Abstract

Chickens were fed methyl mercury-dressed wheat (average mercury content 8 ppm) for 5–6 weeks and were then sacrificed. Muscle, and some liver, of the chickens were fed to goshawks. Three goshawks receiving chicken muscle and liver (average dietary mercury content 13 ppm) as the sole food died within 30, 38 and 47 days and one goshawk receiving only muscle (average mercury content 10 ppm) within 39 days. Main clinical symptoms, appearing after a latency period of about 2 weeks, were inappetence, muscular weakness, ataxia and loss of body weight. On autopsy, the dominating gross finding was muscular atrophy which presumably was the main cause of the weight loss. Pronounced histological changes, including demyelination and nerve cell degeneration of the cerebellum and medulla oblongata and demyelination of the peripheral nerves were in conformity with the clinical and gross observations. No lesions were found in the cerebrum.
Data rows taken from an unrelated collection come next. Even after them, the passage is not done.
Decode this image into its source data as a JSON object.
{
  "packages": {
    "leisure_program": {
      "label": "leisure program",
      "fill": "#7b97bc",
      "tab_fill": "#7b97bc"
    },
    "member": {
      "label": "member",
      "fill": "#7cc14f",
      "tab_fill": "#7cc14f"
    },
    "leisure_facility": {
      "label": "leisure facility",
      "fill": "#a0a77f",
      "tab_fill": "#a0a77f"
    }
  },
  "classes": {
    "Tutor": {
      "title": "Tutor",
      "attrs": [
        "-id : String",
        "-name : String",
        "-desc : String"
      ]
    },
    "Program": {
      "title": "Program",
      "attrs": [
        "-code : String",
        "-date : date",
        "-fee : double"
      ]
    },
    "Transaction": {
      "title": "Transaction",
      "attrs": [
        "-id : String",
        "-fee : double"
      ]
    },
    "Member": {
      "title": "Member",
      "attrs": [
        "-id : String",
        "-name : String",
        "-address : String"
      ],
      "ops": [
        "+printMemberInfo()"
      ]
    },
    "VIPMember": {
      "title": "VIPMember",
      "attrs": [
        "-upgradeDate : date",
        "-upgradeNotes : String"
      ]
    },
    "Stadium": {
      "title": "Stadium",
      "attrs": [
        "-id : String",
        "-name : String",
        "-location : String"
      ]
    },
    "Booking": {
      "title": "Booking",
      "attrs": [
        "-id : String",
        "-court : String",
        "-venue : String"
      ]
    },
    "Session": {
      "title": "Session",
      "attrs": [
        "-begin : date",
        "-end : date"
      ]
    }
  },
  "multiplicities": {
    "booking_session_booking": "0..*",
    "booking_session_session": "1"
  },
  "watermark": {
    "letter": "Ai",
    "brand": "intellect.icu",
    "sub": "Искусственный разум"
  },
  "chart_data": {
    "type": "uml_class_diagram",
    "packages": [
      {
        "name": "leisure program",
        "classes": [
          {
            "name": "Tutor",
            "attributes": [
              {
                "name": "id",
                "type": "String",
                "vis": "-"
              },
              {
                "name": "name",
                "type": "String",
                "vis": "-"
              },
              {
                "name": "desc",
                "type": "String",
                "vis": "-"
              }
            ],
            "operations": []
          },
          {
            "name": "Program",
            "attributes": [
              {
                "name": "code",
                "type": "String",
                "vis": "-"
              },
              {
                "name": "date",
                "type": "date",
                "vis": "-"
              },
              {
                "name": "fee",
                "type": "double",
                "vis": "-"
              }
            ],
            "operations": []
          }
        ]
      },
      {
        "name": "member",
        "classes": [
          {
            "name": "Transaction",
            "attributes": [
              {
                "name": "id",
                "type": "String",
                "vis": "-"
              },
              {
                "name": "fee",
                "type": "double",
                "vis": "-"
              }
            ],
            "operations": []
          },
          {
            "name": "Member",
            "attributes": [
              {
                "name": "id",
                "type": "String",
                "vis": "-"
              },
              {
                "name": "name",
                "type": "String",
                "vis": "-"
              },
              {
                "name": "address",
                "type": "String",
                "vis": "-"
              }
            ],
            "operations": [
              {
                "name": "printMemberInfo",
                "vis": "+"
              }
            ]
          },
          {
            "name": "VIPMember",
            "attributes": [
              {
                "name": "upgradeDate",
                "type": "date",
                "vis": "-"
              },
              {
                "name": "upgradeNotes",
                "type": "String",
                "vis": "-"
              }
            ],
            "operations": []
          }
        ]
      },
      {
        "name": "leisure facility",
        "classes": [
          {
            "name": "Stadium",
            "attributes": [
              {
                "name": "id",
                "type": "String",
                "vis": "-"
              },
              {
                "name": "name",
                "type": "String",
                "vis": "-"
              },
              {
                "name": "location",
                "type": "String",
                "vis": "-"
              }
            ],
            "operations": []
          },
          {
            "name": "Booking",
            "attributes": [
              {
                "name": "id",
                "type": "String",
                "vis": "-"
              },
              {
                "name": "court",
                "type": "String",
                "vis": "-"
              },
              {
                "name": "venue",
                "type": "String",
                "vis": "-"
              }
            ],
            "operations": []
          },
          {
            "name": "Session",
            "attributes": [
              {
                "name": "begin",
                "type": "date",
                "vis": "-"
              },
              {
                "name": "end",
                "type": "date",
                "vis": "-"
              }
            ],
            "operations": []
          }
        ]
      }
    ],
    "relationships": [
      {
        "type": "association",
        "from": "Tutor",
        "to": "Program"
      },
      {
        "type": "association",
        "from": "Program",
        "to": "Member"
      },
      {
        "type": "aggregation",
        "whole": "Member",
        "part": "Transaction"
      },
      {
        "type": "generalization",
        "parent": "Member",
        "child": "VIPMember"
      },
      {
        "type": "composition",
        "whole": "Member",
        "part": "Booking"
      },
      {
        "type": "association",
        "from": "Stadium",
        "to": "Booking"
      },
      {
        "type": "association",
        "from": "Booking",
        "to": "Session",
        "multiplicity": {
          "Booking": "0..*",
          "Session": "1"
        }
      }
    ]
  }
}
Tissue mercury levels at death were high in the liver and kidneys and also in skeletal muscle and the brain. Remarkably high levels were found in the gonads, particularly in the testicles (up to 280 ppm, fresh weight). Tissue mercury was almost exclusively methyl mercury. The fatal brain level of methyl mercury in goshawks, as well as in ferrets (Hanko et al., 1970), seems to be of the order of 30–40 ppm (as Hg). The results provide direct evidence that methyl mercury may accumulate in a food chain and without apparent loss of its toxic qualities. The ecological implications are discussed.